In reading the comments on Doug's post, i realized that i did agree, in part, to what his critics were saying. It does seem somehow important, as Jeniffer Dunning puts it, "to respond as an informed audience member". That way, the critic really is just responding to what they are seeing, just as the audience will be asked to do, and in this way they are actually responding to the work in the way that an audience member might. (I'll hold off on my claim that this is impossible and so doing this is just pretending for this post.) As Joan Acocella puts it
"There's actually a word for that approach; it's the intentional fallacy in criticism (that is, you judge [a work] on its intentions). . . . I see myself as a member of the audience, so whatever the artist's intentions are, many of them—maybe most of them—I won't be able to discern."
Fine. Like i said, a few years ago i would have fought it tooth and nail, but right now i'm saying fine. This seems to point to the role of the critic as more of a ginuea pig than anything else (trying to represent how a "blind" audience will feel upon seeing this work for the first time) or an entertainment signpost (go see mark morris! don't see so and so!) rather than an educator or informed scholar, but so be it. If nothing else, this role for the critic is inherently FAIR, as it affords the critic the same experience as the viewer as much as possible.

So then.
This original argument that i'm talking about was from 2006 - back when Tere O'Connor responded to a review of his work that he found unhelpful and irrelevant by publishing the letter he sent to the new yorker in response on a few major dance site (click here if you haven't read it already - i can't even begin to explain how much it makes me swell with pride and excitement for the future). Clearly this argument is still very much happening, and i hate to say it, but repeating.
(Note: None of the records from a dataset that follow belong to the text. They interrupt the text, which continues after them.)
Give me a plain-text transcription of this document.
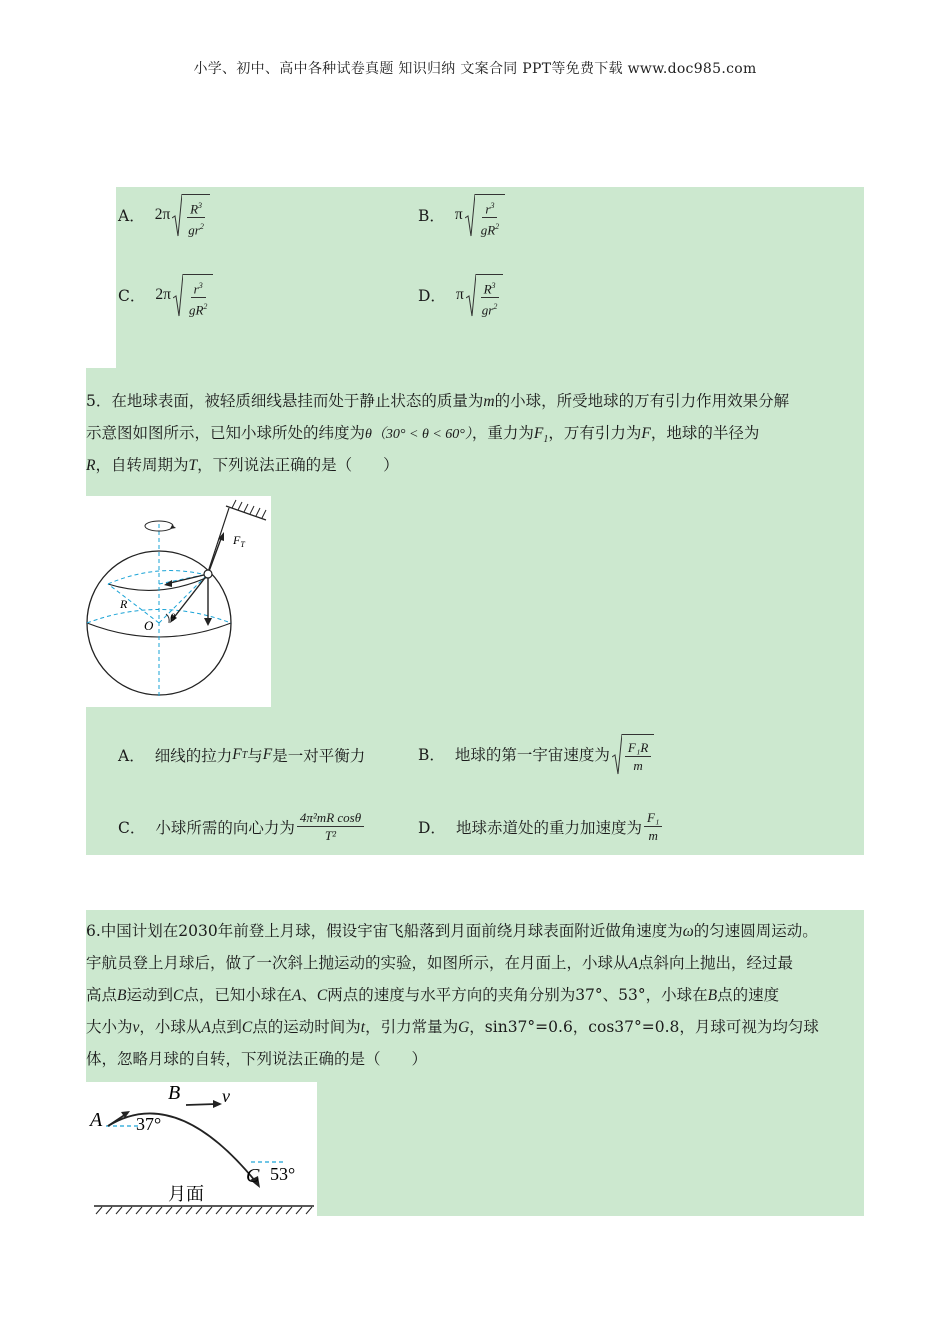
小学、初中、高中各种试卷真题 知识归纳 文案合同 PPT等免费下载 www.doc985.com
A． $2\pi \frac{R^3}{gr^2}$	B． π $\frac{r^3}{gR^2}$
C． $2\pi \frac{r^3}{gR^2}$	D． π $\frac{R^3}{gr^2}$
5．在地球表面，被轻质细线悬挂而处于静止状态的质量为m的小球，所受地球的万有引力作用效果分解
示意图如图所示，已知小球所处的纬度为θ（30° < θ < 60°），重力为$F_1$，万有引力为F，地球的半径为
R，自转周期为T，下列说法正确的是（　　）
$F_T$
R
O θ
A． 细线的拉力 F T 与 F 是一对平衡力	B． 地球的第一宇宙速度为 $\frac{\text{F₁R}}{m}$
C． 小球所需的向心力为 $\frac{\text{4π²mR cosθ}}{\text{T²}}$	D． 地球赤道处的重力加速度为 $\frac{\text{F₁}}{m}$
6.中国计划在2030年前登上月球，假设宇宙飞船落到月面前绕月球表面附近做角速度为ω的匀速圆周运动。
宇航员登上月球后，做了一次斜上抛运动的实验，如图所示，在月面上，小球从A点斜向上抛出，经过最
高点B运动到C点，已知小球在A、C两点的速度与水平方向的夹角分别为37°、53°，小球在B点的速度
大小为v，小球从A点到C点的运动时间为t，引力常量为G，sin37°=0.6，cos37°=0.8，月球可视为均匀球
体，忽略月球的自转，下列说法正确的是（　　）
A 37°
B v
C 53°
月面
So let's move on.
If we're going to insist that the critic mimic the same experience as the audience, so be it, but that won't really matter because...
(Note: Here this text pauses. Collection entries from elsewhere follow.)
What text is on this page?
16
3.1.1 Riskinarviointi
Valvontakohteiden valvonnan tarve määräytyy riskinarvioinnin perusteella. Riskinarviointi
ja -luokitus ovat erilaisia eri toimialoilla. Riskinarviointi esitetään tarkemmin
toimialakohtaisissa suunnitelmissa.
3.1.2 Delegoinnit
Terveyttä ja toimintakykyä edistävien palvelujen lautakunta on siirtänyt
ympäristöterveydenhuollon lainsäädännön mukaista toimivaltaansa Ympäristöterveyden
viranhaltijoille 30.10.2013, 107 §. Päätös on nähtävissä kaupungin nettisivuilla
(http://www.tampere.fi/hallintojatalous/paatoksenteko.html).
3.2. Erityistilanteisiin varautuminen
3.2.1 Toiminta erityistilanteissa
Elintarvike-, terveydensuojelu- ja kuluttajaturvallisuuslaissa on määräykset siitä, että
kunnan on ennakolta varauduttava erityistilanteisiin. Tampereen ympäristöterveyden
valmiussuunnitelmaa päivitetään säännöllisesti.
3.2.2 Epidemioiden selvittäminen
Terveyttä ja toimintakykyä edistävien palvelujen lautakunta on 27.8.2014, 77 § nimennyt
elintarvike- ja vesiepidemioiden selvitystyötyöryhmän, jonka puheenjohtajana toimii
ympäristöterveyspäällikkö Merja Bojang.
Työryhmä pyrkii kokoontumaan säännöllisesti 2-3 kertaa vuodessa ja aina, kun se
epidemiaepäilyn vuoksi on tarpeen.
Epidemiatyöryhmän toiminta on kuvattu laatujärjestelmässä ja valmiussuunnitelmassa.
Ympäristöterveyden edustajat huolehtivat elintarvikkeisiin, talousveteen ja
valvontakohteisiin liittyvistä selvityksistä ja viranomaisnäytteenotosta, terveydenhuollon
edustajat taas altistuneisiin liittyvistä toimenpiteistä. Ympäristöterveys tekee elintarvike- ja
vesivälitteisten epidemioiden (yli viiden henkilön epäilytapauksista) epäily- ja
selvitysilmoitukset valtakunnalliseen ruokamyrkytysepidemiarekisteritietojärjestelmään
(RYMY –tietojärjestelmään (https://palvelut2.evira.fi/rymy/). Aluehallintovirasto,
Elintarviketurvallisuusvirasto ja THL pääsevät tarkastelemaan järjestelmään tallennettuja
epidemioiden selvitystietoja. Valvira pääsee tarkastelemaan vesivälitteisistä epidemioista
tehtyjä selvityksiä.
(and here's the real issue:)
We need to stop asking EVERYONE (audience, critic, other) to only see a dance once, and we need to stop asking them to see it "blind". We need to stop thinking of dance critics as authorities on the craft of dancemaking - if they are mimicking the audience experience and hiding the fact that they posses "insider knowledge" (say...an awareness of most of the dance world, access to many more performances than most viewers, an audience that listens to their critique etc...) - if they want to be critics of the experience of being entertained, so be it, but let us think of them as such. And since it is not the critic's job to talk about The Dance itself, then it is our time, as choreographers, as skilled makers and thinkers who have something valuable that we can teach those who are interested in learning, to start "reviewing" - documenting, writing about, artifacting, and critiquing - ourselves.

Rather than fight against the idea that (again, gasp) dancers should be able to talk about their work, let's push all the way back and give the traditionalists something to take issue with. Why should we settle for having ANYONE see the dance only once, uninformed, or otherwise blind? No. The time to change the system is here, and there are people that are willing to fight for it. Me for one.

As of this moment, i do not know who the dance is for. But i do know that the terms of it are changing. Who is changing them? Me as the choreographer. It's my JOB. So listen to the critic, who's job it is to tell you about the experience of being entertained or frustrated, and how this thing that they've just seen looks on first viewing. And listen to the choreographer, who knows the dance better than they know anything else in the world, with a stronger love and hate that they afford anything else in their life, with more thought than is given to any other matter. Then listen to everyone else, yourself included, and you'll have the start of an understanding of what you're going to see.